Он резко повернулся, спустился с лестницы и скользнул за руль своего «Тандеберда». Он дрожал, а его желудок свело от напряжения. С кем я говорил, спрашивал Рикс себя. Кто там внутри пытался выманить меня из безопасного места за порогом? Если у Лоджии и есть голос, решил он, то этот голос был порожден его собственным воображением и стонами ветра, гуляющего по длинным коридорам и пустым комнатам.
Он завел машину, но не смог удержаться, чтобы не посмотреть снова на Лоджию.
Входная дверь была раскрыта настежь.
Он включил передачу и быстро поехал обратно к мосту.
29
Рикс вошел в гостиную Гейтхауза и подошел к графину, чтобы налить себе вина. Наливая бурбон в стакан, он услышал голос матери:
– Где ты был?
Он повернулся на голос. Она сидела в кресле перед камином. На ней было белое платье, на шее бриллиантовое ожерелье. Рикс наполнил стакан и сделал большой глоток.

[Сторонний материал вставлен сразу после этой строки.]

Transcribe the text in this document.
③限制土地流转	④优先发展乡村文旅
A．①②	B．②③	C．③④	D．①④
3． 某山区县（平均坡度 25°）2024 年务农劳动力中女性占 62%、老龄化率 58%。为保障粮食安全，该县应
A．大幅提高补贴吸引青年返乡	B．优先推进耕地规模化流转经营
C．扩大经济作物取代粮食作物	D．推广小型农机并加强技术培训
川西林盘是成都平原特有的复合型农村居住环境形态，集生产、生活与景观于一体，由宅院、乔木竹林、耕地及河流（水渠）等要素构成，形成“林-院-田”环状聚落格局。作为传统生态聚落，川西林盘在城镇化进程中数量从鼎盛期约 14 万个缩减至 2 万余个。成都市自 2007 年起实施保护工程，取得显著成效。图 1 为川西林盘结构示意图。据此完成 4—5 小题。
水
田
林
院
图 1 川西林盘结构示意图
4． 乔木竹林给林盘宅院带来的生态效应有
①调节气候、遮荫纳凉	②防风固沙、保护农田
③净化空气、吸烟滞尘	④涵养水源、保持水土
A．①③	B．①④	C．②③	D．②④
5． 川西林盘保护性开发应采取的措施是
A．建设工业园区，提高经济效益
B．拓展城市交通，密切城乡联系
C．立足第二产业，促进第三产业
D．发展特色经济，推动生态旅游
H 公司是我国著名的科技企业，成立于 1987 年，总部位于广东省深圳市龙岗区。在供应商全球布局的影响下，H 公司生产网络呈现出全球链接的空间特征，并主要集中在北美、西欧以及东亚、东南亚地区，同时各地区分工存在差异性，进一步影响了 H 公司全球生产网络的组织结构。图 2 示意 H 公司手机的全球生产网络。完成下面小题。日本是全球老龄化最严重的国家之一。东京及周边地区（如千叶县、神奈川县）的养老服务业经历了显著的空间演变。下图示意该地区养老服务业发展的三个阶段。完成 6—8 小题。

– Где ты был? – снова спросила она. – Уезжал из поместья?
– Я катался.
– Где катался?
– Да так, по разным местам. Кто приехал к папе?
– Генерал Маквайр и мистер Меридит. Не уходи от ответа. Мне не очень нравятся твои внезапные исчезновения.
– Хорошо. – Он пожал плечами, пытаясь придумать объяснение, которое бы ее успокоило. – Я ездил в Эшвилл встретиться со своим знакомым по колледжу. Затем подъехал к Лоджии. – Когда он снова поднес стакан ко рту, его руки дрожали. То, что недавно случилось с ним в Лоджии, сейчас казалось смутным и странным, как полузабытый сон. Он чувствовал себя взвинченным и раздраженным, а перед глазами у него стояла открытая дверь, за которой была прекрасная Лоджия. – Где Кэт? – Он заметил, что ее розовый «Мазерати» в гараже отсутствовал.
– Тоже поехала в Эшвилл. Она иногда ужинает с друзьями.
– Значит, для нее это нормально, а для меня нет. Так?
– Я не понимаю твоих отъездов и приездов, – сказала мать, внимательно наблюдая за ним. – Ты говоришь, что подъезжал к Лоджии. Зачем?
– Боже! Что это, инквизиция? Да, я подъезжал к Лоджии. Без всяких особых причин. Кстати, я видел там Буна. Он шастал внутри с фонарем.